The funeral was Tuesday afternoon, and most of the people who came to the viewing attended the funeral. Grandma had always requested that Pastor Yost, her favorite pastor, officiate at her funeral and he did. He told stories of her working the church suppers and how she liked to tease him. It occurred to me, then, that I really didn't know my grandmother well at all. My grandfather died in mid-'60s and she was always very sad after that, especially at holidays, which is when we saw her. So my most prominent memories are of a very sad grandmother, not a fun-loving grandmother. It was so good for me to hear stories of Grandma from people who knew her better than me. I wish I had taken the time to go beyond what I saw and get to know my grandmother better.

It was sad, too, knowing that the next time I see most of these people again will be at their own funeral, as everyone is getting up there in years.

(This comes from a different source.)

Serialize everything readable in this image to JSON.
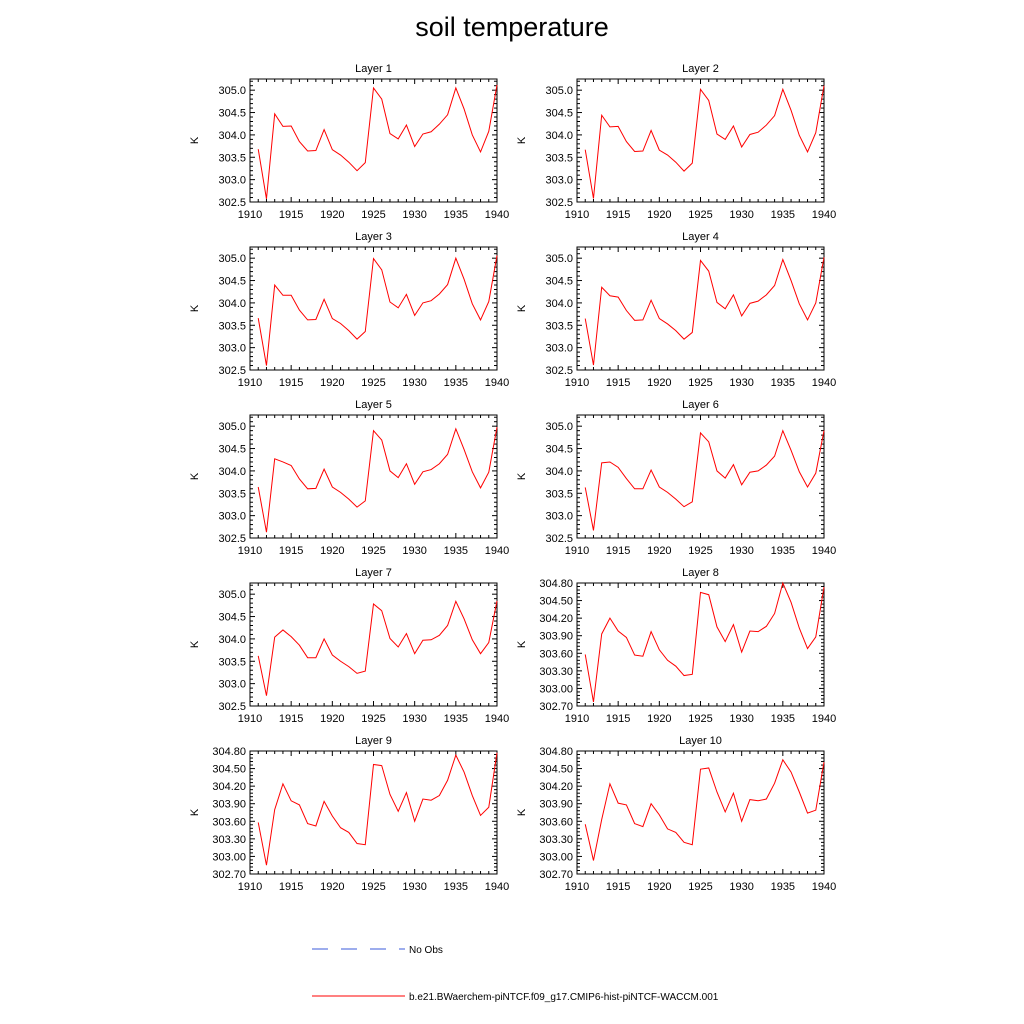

There wasn't a gathering after the funeral, but Mom's friend Miss Beanie suggested that we go out to lunch at the Olive Garden (which in my opinion, isn't that good). Unfortunately, the Olive Garden doesn't have crabcakes, which I was craving. Donna (Miss Beanie's sister) suggested Pappas. We all ordered the crab cake platter and I think it was the best crab cake I've ever had. It was full of backfin, and very little filler. It was lightly seasoned so the crab wasn't overwhelmed. So, if you find yourself in Bal'imer and craving a crab cake, head over to Pappas. You won't be disappointed!

So what was strange about the week? It was the meeting of two cultures, I guess, that of mourning, and that of normalcy. I felt that my perspective shifted during the viewing and funeral. It didn't shift a lot, but enough to throw me off for the remainder of the week. I think I'm back now, but still have that lagging behind feeling.

Emma Update
Emma has fully integrated into our household and now has run of the entire house. She has discovered the bed and the large, warm cat toys (us) that inhabit it every night. Needless to say, we haven't gotten very good sleep. When she isn't pouncing on us, she's trying to sleep between the pillows, which greatly bothers Tom. So I'm sleeping very lightly in an attempt to keep her away from Tom. It's not working very well. And there are times when I have to banish her from the bedroom because she gets too riled up.

Tom broached the subject of getting another cat last night, to be a companion for Emma. He thinks she's lonely. I'm not so sure about that. How does one tell if a cat is craving companionship?

Knitting News
There's not much to report here. I made some progress on the Spirit Trail sock on the drives back and forth to Baltimore and have only a short length to go before I start the toe decreases. I have not touched either of the girls' sweaters and can officially declare myself screwed for completing these by Christmas. I might be able to finish them if I knit 12 hours a day for each day remaining in December. Henceforth, I will knit only on the sweaters and one other Christmas present. I will knit on one sweater every morning, the other Christmas present at lunch, and the other sweater every evening. And if I'm really, really lucky, I might complete one sleeve for each sweater by Christmas morning.